FitzGerald’s version of Omar Khayyam’s Rubaiyat is one of the glories of English poetry. It has contributed more phrases and common quotations to the language, relative to its size, than any other piece of literature – including the Bible and Shakespeare. “A flask of wine, a book of verse, and thou”… “The Moving Finger writes; and having writ // Moves on”… and so on.
FitzGerald came out with five editions of the Rubaiyat (the fifth being posthumous), with 75 four-line stanzas in the first edition, then tinkering with it for the rest of his life: adding another 30 stanzas, subtracting again, and constantly modifying words, phrases and punctuation. The first edition has several things in its favour: succinctness, and the fire and integrity of the original effort.
Edward FitzGerald was a strange character. His personal life was a long search for friendship of two types: intellectuals with a passion for literature (Tennyson, Thackeray, Carlyle), and unintellectual men much younger than himself who were noted for their “manly” looks.
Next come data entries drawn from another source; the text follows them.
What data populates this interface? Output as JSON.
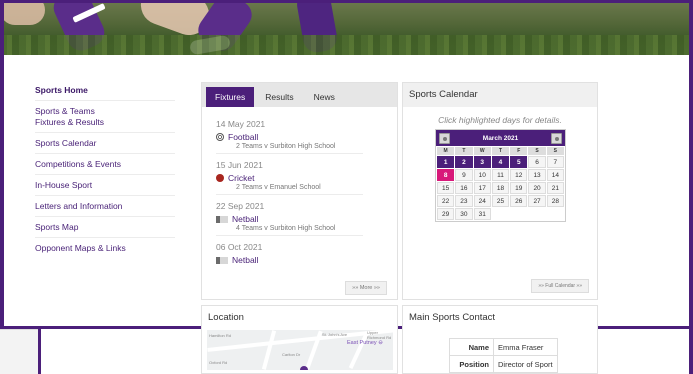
{
  "sidebar": {
    "items": [
      {
        "label": "Sports Home"
      },
      {
        "label": "Sports & Teams\nFixtures & Results"
      },
      {
        "label": "Sports Calendar"
      },
      {
        "label": "Competitions & Events"
      },
      {
        "label": "In-House Sport"
      },
      {
        "label": "Letters and Information"
      },
      {
        "label": "Sports Map"
      },
      {
        "label": "Opponent Maps & Links"
      }
    ]
  },
  "fixtures_panel": {
    "tabs": [
      "Fixtures",
      "Results",
      "News"
    ],
    "items": [
      {
        "date": "14 May 2021",
        "sport": "Football",
        "icon": "football-icon",
        "detail": "2 Teams v Surbiton High School"
      },
      {
        "date": "15 Jun 2021",
        "sport": "Cricket",
        "icon": "cricket-ball-icon",
        "detail": "2 Teams v Emanuel School"
      },
      {
        "date": "22 Sep 2021",
        "sport": "Netball",
        "icon": "netball-icon",
        "detail": "4 Teams v Surbiton High School"
      },
      {
        "date": "06 Oct 2021",
        "sport": "Netball",
        "icon": "netball-icon",
        "detail": ""
      }
    ],
    "more_label": "»» More »»"
  },
  "calendar": {
    "title": "Sports Calendar",
    "hint": "Click highlighted days for details.",
    "month": "March 2021",
    "dow": [
      "M",
      "T",
      "W",
      "T",
      "F",
      "S",
      "S"
    ],
    "weeks": [
      [
        "1",
        "2",
        "3",
        "4",
        "5",
        "6",
        "7"
      ],
      [
        "8",
        "9",
        "10",
        "11",
        "12",
        "13",
        "14"
      ],
      [
        "15",
        "16",
        "17",
        "18",
        "19",
        "20",
        "21"
      ],
      [
        "22",
        "23",
        "24",
        "25",
        "26",
        "27",
        "28"
      ],
      [
        "29",
        "30",
        "31",
        "",
        "",
        "",
        ""
      ]
    ],
    "highlighted": [
      "1",
      "2",
      "3",
      "4",
      "5"
    ],
    "today": "8",
    "full_label": "»» Full Calendar »»"
  },
  "location": {
    "title": "Location",
    "station": "East Putney",
    "streets": [
      "Upper Richmond Rd",
      "St. John's Ave",
      "Carlton Dr",
      "Oxford Rd",
      "Hamilton Rd"
    ]
  },
  "contact": {
    "title": "Main Sports Contact",
    "rows": [
      {
        "key": "Name",
        "value": "Emma Fraser"
      },
      {
        "key": "Position",
        "value": "Director of Sport"
      }
    ]
  },
  "colors": {
    "brand": "#4b1f7a",
    "today": "#d8197a"
  }
}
His life and search were difficult, as Victorian England didn’t make life easy for homosexuals.
On the creative side, this search for friendship showed up as a need to be a co-creator: showed up in art, where he had a lifelong habit of buying paintings and cutting them down to a better composition and touching up the work to improve it; in music, where he arranged the works of others for his friends to sing; and in literature, where he found his genius in the works of others, translating Aeschylus, Calderon and Khayyam from the original Greek, Spanish and Persian, striving to identify with the original author and replicate in English not their exact words but the thrust of their thought and emotion. And with the Rubaiyat he appears to have been successful in every way. The five versions published between 1859 and 1889 constitute the single best-selling book of poetry in English.
Of the hundreds of editions that have been published since FitzGerald’s death, my two favourites are: for the lushness, the one illustrated by Edmund Dulac; and, for the background and insights, the one with an introduction by Dick Davis and published by Penguin in 1989.
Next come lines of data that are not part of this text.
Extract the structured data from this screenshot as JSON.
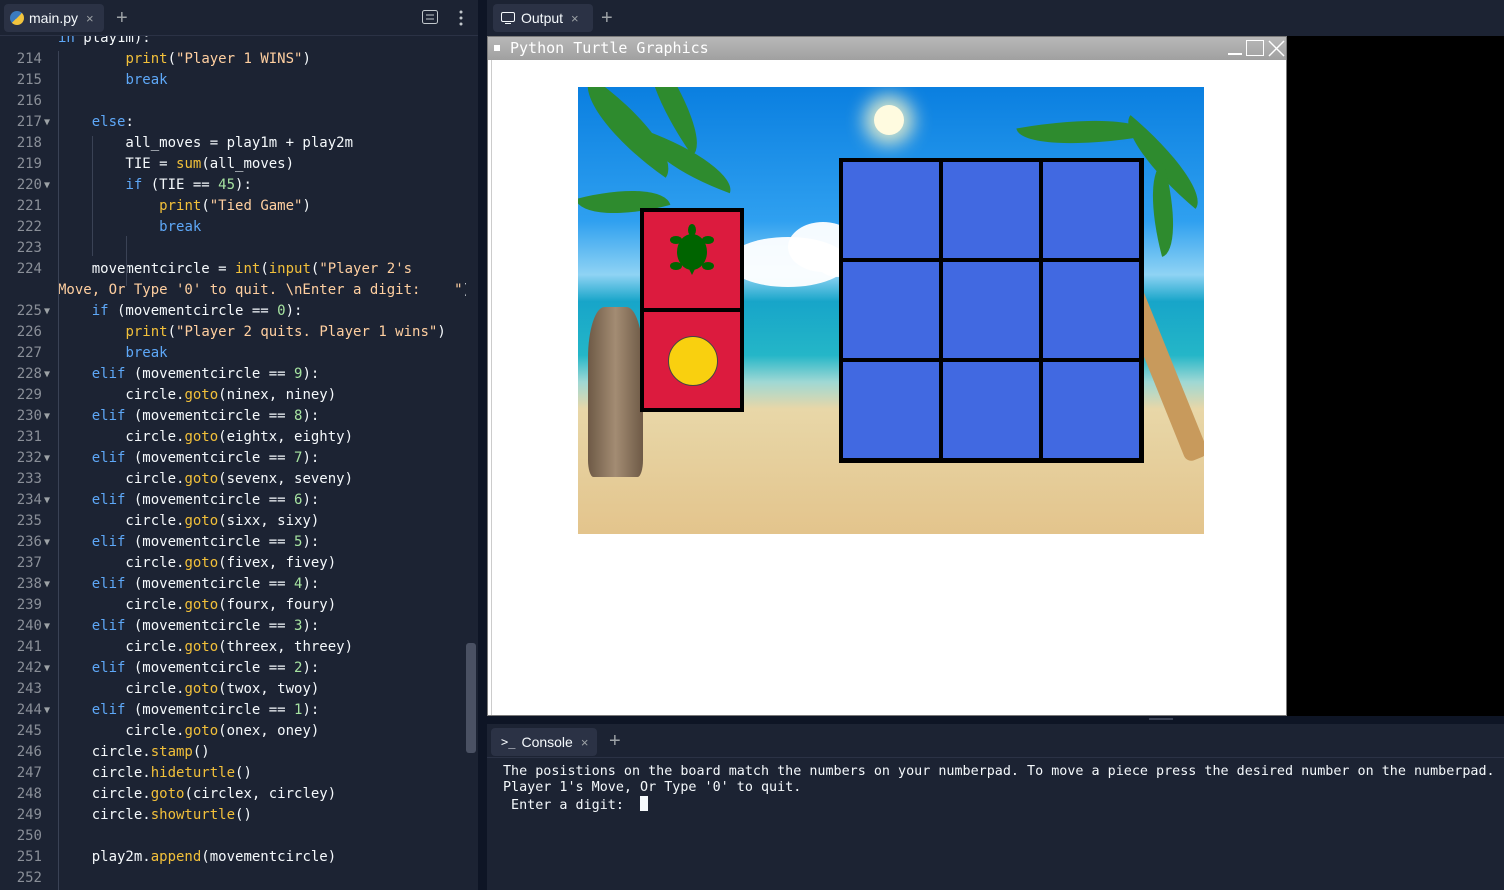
{
  "editor": {
    "tab_label": "main.py",
    "tab_close": "×",
    "add_tab": "+",
    "partial_top": "in play1m):",
    "lines": [
      {
        "n": "214",
        "fold": false,
        "tokens": [
          [
            "    ",
            ""
          ],
          [
            "print",
            "fn"
          ],
          [
            "(",
            ""
          ],
          [
            "\"Player 1 WINS\"",
            "str"
          ],
          [
            ")",
            ""
          ]
        ]
      },
      {
        "n": "215",
        "fold": false,
        "tokens": [
          [
            "    ",
            ""
          ],
          [
            "break",
            "kw"
          ]
        ]
      },
      {
        "n": "216",
        "fold": false,
        "tokens": []
      },
      {
        "n": "217",
        "fold": true,
        "tokens": [
          [
            "  ",
            ""
          ],
          [
            "else",
            "kw"
          ],
          [
            ":",
            ""
          ]
        ]
      },
      {
        "n": "218",
        "fold": false,
        "tokens": [
          [
            "    all_moves = play1m + play2m",
            ""
          ]
        ]
      },
      {
        "n": "219",
        "fold": false,
        "tokens": [
          [
            "    TIE = ",
            ""
          ],
          [
            "sum",
            "fn"
          ],
          [
            "(all_moves)",
            ""
          ]
        ]
      },
      {
        "n": "220",
        "fold": true,
        "tokens": [
          [
            "    ",
            ""
          ],
          [
            "if",
            "kw"
          ],
          [
            " (TIE == ",
            ""
          ],
          [
            "45",
            "num"
          ],
          [
            "):",
            ""
          ]
        ]
      },
      {
        "n": "221",
        "fold": false,
        "tokens": [
          [
            "      ",
            ""
          ],
          [
            "print",
            "fn"
          ],
          [
            "(",
            ""
          ],
          [
            "\"Tied Game\"",
            "str"
          ],
          [
            ")",
            ""
          ]
        ]
      },
      {
        "n": "222",
        "fold": false,
        "tokens": [
          [
            "      ",
            ""
          ],
          [
            "break",
            "kw"
          ]
        ]
      },
      {
        "n": "223",
        "fold": false,
        "tokens": []
      },
      {
        "n": "224",
        "fold": false,
        "tokens": [
          [
            "  movementcircle = ",
            ""
          ],
          [
            "int",
            "fn"
          ],
          [
            "(",
            ""
          ],
          [
            "input",
            "fn"
          ],
          [
            "(",
            ""
          ],
          [
            "\"Player 2's",
            "str"
          ]
        ]
      },
      {
        "n": "",
        "fold": false,
        "tokens": [
          [
            "Move, Or Type '0' to quit. \\nEnter a digit:  \"",
            "str"
          ],
          [
            "))",
            ""
          ]
        ],
        "wrap": true
      },
      {
        "n": "225",
        "fold": true,
        "tokens": [
          [
            "  ",
            ""
          ],
          [
            "if",
            "kw"
          ],
          [
            " (movementcircle == ",
            ""
          ],
          [
            "0",
            "num"
          ],
          [
            "):",
            ""
          ]
        ]
      },
      {
        "n": "226",
        "fold": false,
        "tokens": [
          [
            "    ",
            ""
          ],
          [
            "print",
            "fn"
          ],
          [
            "(",
            ""
          ],
          [
            "\"Player 2 quits. Player 1 wins\"",
            "str"
          ],
          [
            ")",
            ""
          ]
        ]
      },
      {
        "n": "227",
        "fold": false,
        "tokens": [
          [
            "    ",
            ""
          ],
          [
            "break",
            "kw"
          ]
        ]
      },
      {
        "n": "228",
        "fold": true,
        "tokens": [
          [
            "  ",
            ""
          ],
          [
            "elif",
            "kw"
          ],
          [
            " (movementcircle == ",
            ""
          ],
          [
            "9",
            "num"
          ],
          [
            "):",
            ""
          ]
        ]
      },
      {
        "n": "229",
        "fold": false,
        "tokens": [
          [
            "    circle.",
            ""
          ],
          [
            "goto",
            "fn"
          ],
          [
            "(ninex, niney)",
            ""
          ]
        ]
      },
      {
        "n": "230",
        "fold": true,
        "tokens": [
          [
            "  ",
            ""
          ],
          [
            "elif",
            "kw"
          ],
          [
            " (movementcircle == ",
            ""
          ],
          [
            "8",
            "num"
          ],
          [
            "):",
            ""
          ]
        ]
      },
      {
        "n": "231",
        "fold": false,
        "tokens": [
          [
            "    circle.",
            ""
          ],
          [
            "goto",
            "fn"
          ],
          [
            "(eightx, eighty)",
            ""
          ]
        ]
      },
      {
        "n": "232",
        "fold": true,
        "tokens": [
          [
            "  ",
            ""
          ],
          [
            "elif",
            "kw"
          ],
          [
            " (movementcircle == ",
            ""
          ],
          [
            "7",
            "num"
          ],
          [
            "):",
            ""
          ]
        ]
      },
      {
        "n": "233",
        "fold": false,
        "tokens": [
          [
            "    circle.",
            ""
          ],
          [
            "goto",
            "fn"
          ],
          [
            "(sevenx, seveny)",
            ""
          ]
        ]
      },
      {
        "n": "234",
        "fold": true,
        "tokens": [
          [
            "  ",
            ""
          ],
          [
            "elif",
            "kw"
          ],
          [
            " (movementcircle == ",
            ""
          ],
          [
            "6",
            "num"
          ],
          [
            "):",
            ""
          ]
        ]
      },
      {
        "n": "235",
        "fold": false,
        "tokens": [
          [
            "    circle.",
            ""
          ],
          [
            "goto",
            "fn"
          ],
          [
            "(sixx, sixy)",
            ""
          ]
        ]
      },
      {
        "n": "236",
        "fold": true,
        "tokens": [
          [
            "  ",
            ""
          ],
          [
            "elif",
            "kw"
          ],
          [
            " (movementcircle == ",
            ""
          ],
          [
            "5",
            "num"
          ],
          [
            "):",
            ""
          ]
        ]
      },
      {
        "n": "237",
        "fold": false,
        "tokens": [
          [
            "    circle.",
            ""
          ],
          [
            "goto",
            "fn"
          ],
          [
            "(fivex, fivey)",
            ""
          ]
        ]
      },
      {
        "n": "238",
        "fold": true,
        "tokens": [
          [
            "  ",
            ""
          ],
          [
            "elif",
            "kw"
          ],
          [
            " (movementcircle == ",
            ""
          ],
          [
            "4",
            "num"
          ],
          [
            "):",
            ""
          ]
        ]
      },
      {
        "n": "239",
        "fold": false,
        "tokens": [
          [
            "    circle.",
            ""
          ],
          [
            "goto",
            "fn"
          ],
          [
            "(fourx, foury)",
            ""
          ]
        ]
      },
      {
        "n": "240",
        "fold": true,
        "tokens": [
          [
            "  ",
            ""
          ],
          [
            "elif",
            "kw"
          ],
          [
            " (movementcircle == ",
            ""
          ],
          [
            "3",
            "num"
          ],
          [
            "):",
            ""
          ]
        ]
      },
      {
        "n": "241",
        "fold": false,
        "tokens": [
          [
            "    circle.",
            ""
          ],
          [
            "goto",
            "fn"
          ],
          [
            "(threex, threey)",
            ""
          ]
        ]
      },
      {
        "n": "242",
        "fold": true,
        "tokens": [
          [
            "  ",
            ""
          ],
          [
            "elif",
            "kw"
          ],
          [
            " (movementcircle == ",
            ""
          ],
          [
            "2",
            "num"
          ],
          [
            "):",
            ""
          ]
        ]
      },
      {
        "n": "243",
        "fold": false,
        "tokens": [
          [
            "    circle.",
            ""
          ],
          [
            "goto",
            "fn"
          ],
          [
            "(twox, twoy)",
            ""
          ]
        ]
      },
      {
        "n": "244",
        "fold": true,
        "tokens": [
          [
            "  ",
            ""
          ],
          [
            "elif",
            "kw"
          ],
          [
            " (movementcircle == ",
            ""
          ],
          [
            "1",
            "num"
          ],
          [
            "):",
            ""
          ]
        ]
      },
      {
        "n": "245",
        "fold": false,
        "tokens": [
          [
            "    circle.",
            ""
          ],
          [
            "goto",
            "fn"
          ],
          [
            "(onex, oney)",
            ""
          ]
        ]
      },
      {
        "n": "246",
        "fold": false,
        "tokens": [
          [
            "  circle.",
            ""
          ],
          [
            "stamp",
            "fn"
          ],
          [
            "()",
            ""
          ]
        ]
      },
      {
        "n": "247",
        "fold": false,
        "tokens": [
          [
            "  circle.",
            ""
          ],
          [
            "hideturtle",
            "fn"
          ],
          [
            "()",
            ""
          ]
        ]
      },
      {
        "n": "248",
        "fold": false,
        "tokens": [
          [
            "  circle.",
            ""
          ],
          [
            "goto",
            "fn"
          ],
          [
            "(circlex, circley)",
            ""
          ]
        ]
      },
      {
        "n": "249",
        "fold": false,
        "tokens": [
          [
            "  circle.",
            ""
          ],
          [
            "showturtle",
            "fn"
          ],
          [
            "()",
            ""
          ]
        ]
      },
      {
        "n": "250",
        "fold": false,
        "tokens": []
      },
      {
        "n": "251",
        "fold": false,
        "tokens": [
          [
            "  play2m.",
            ""
          ],
          [
            "append",
            "fn"
          ],
          [
            "(movementcircle)",
            ""
          ]
        ]
      }
    ],
    "partial_bottom_number": "252"
  },
  "output": {
    "tab_label": "Output",
    "tab_close": "×",
    "add_tab": "+",
    "window_title": "Python Turtle Graphics",
    "legend": {
      "turtle_color": "#006400",
      "circle_color": "#f9d00f",
      "cell_color": "#dc1b3e"
    },
    "board": {
      "rows": 3,
      "cols": 3,
      "cell_color": "#4169e1"
    }
  },
  "console": {
    "tab_label": "Console",
    "tab_close": "×",
    "add_tab": "+",
    "lines": [
      "The posistions on the board match the numbers on your numberpad. To move a piece press the desired number on the numberpad.",
      "Player 1's Move, Or Type '0' to quit.",
      " Enter a digit:  "
    ]
  }
}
In this particular Penguin edition (there have been several others), FitzGerald’s first edition and fifth edition are given in full, together with a complete listing of all the other variations found in the intervening versions. But – FitzGerald’s Rubaiyat only being 300 or 400 lines, depending on the version – all of that barely takes up 50 pages. Dick Davis’ introduction, almost as long, was presumably commissioned to make this a saleable book. And it is his introduction that gives it its full value.
Davis covers the life and what can be known of the personality of Omar Khayyam and – in conjunction with a review of FitzGerald’s life, personality, agnosticism and guarded homosexuality – the attraction, almost identity, that FitzGerald felt for him. He also investigates and approves the depth of FitzGerald’s translation skills, and analyses his use of rhyme scheme and meter. FitzGerald originally started translating Khayyam into paired couplets (aabb) before seeing the benefit of Khayyam’s rubaiyat (aaba) – given the epigrammatic nature of the verses, each quatrain is a stand-alone philosophic proposition and the return in the fourth line to the rhyme of the first two lines tends to heighten the sense of inevitability in each stanza.
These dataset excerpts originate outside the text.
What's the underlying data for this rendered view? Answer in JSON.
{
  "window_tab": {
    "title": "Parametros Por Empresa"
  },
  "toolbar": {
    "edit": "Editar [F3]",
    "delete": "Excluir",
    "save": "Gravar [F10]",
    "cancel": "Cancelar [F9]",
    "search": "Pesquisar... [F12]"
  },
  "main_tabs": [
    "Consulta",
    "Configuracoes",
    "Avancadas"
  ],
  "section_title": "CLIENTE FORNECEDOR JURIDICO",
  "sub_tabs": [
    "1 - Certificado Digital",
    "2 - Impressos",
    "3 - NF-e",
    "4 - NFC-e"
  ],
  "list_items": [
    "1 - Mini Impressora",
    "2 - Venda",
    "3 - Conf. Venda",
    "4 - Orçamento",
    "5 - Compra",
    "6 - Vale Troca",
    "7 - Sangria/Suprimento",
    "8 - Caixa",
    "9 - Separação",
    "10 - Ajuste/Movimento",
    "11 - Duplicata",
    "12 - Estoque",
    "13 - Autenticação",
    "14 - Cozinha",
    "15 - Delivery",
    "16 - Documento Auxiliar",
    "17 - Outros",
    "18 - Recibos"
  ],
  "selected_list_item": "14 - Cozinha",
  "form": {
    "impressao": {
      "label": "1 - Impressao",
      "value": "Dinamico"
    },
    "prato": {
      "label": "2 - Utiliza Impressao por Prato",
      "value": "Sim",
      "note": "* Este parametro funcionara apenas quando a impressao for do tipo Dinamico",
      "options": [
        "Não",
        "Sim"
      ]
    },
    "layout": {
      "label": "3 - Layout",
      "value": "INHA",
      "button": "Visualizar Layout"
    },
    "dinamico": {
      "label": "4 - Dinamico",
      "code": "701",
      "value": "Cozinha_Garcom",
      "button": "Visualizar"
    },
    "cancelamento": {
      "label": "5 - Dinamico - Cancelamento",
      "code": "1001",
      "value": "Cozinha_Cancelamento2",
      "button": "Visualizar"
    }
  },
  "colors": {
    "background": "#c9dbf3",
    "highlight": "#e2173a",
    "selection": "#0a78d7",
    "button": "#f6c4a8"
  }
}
Perhaps the most intriguing thought to come from Davis’ Introduction is that the sensual illustrations of half-naked women, so common in our collection of Rubaiyats, are all wrong. From linguistic and cultural clues in both the Persian and the English, it appears that the Saki, the young cup-bearer, the Thou of the flask of wine and book of verse, should be an attractive young male with his first moustache starting to grow in. In other words, and despite my preference for Dulac, FitzGerald’s version of the Rubaiyat of Omar Khayyam would perfectly support lush, ornate, gay illustrations; and that is likely what FitzGerald – and Khayyam himself – would have preferred.